Inauguriamo una nuova rubrica: Il flash di Robin. Uno spazio dedicato a riflessioni sulla società di oggi, o a piccoli affreschi che mostrino le pieghe della nostra vita quotidiana o ancora un indugio (mai impertinente) sulle umane debolezze o virtù. Il nostro auspicio è che questa rubrica diventi un momento di riflessione, magari un po’ scanzonato ma mai banale. L’autore? Rigorosamente segreto.  Chiamiamolo Robin, come l’eroe paladino dei più deboli, oppure come il fido aiutante di Batman.  A voi la scelta. Buona lettura (db)

di Robin – Leggo una delle tante disperate dichiarazioni su Facebook: “Alla fine si diventa ‘stronzi’ per legittima difesa”. Nulla di profondo, non altro che uno sfogo comprensibile e che tutti noi abbiamo talora pensato per un attimo. Ma se quell’attimo di sconforto si prolunga e la frase si trasforma in pensiero, il comprensibile sfogo diventa un’autogiustificazione a diventare peggiori. Per di più è autolesionista. Esteso all’umanità e agli Stati è un atteggiamento che porta all’imbarbarimento. Nietsche elaborava e descriveva lo stesso concetto con più eleganza: “Chi combatte i draghi, diventa drago”.

Se subiamo ingiustizie, lo sconforto è umanamente comprensibile e diventa istintiva la tentazione a reagire allo stesso modo. Ma l’essenza dell’umanità, quella che ci distingue dagli animali, è la nobile reazione di continuare per la propria strada senza abdicare alle proprie convinzioni. La si deve pensare come un dovere morale al di là di ogni utilità pratica. Eppure, è anche conveniente per noi stessi: essere compassionevoli evitando di cadere nella bassezza di comportamenti volgari contribuisce a prendere coscienza di noi stessi.

Diventare aggressivi (“stronzi”) è una legittima difesa incauta e inefficace! Il modo migliore per tutelarci da chi ci tratta male o ci tradisce è rimanere leali e onesti. Aristotile diceva che “l’acume è la perfezione della ragione, mentre la furbizia è una specie di istinto che porta a cercare solo il proprio interesse o benessere”; Giovanni XXIII aggiungeva che “la migliore furbizia è l’onestà”.

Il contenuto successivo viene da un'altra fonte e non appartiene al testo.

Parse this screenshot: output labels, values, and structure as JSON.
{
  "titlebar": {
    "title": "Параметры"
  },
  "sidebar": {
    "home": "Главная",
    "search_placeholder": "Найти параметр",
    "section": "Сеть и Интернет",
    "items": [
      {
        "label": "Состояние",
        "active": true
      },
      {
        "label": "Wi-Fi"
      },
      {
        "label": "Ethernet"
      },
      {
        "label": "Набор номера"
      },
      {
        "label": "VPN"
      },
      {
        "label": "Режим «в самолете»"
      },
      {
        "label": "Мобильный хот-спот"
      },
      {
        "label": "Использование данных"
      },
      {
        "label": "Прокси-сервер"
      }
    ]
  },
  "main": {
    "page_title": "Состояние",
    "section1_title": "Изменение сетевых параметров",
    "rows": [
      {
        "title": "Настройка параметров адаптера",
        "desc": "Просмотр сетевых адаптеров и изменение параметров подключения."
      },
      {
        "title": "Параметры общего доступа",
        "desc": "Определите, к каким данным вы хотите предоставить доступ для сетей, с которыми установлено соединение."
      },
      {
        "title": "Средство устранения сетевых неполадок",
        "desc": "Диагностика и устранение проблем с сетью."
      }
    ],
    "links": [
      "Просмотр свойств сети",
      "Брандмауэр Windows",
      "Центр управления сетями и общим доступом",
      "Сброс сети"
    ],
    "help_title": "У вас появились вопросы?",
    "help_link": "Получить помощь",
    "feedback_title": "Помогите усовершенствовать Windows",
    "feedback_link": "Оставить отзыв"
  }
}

Chi non permette che il comportamento scorretto degli altri modifichi la rettezza del proprio, ha molte più possibilità di prevalere su “stronzi” e draghi. Sono la paura e l’insicurezza i sentimenti che ci fanno indossare pesanti corazze. Sembra di essere protetti, ma in realtà ci impediscono di muoverci e finiamo soffocati dal peso delle protezioni!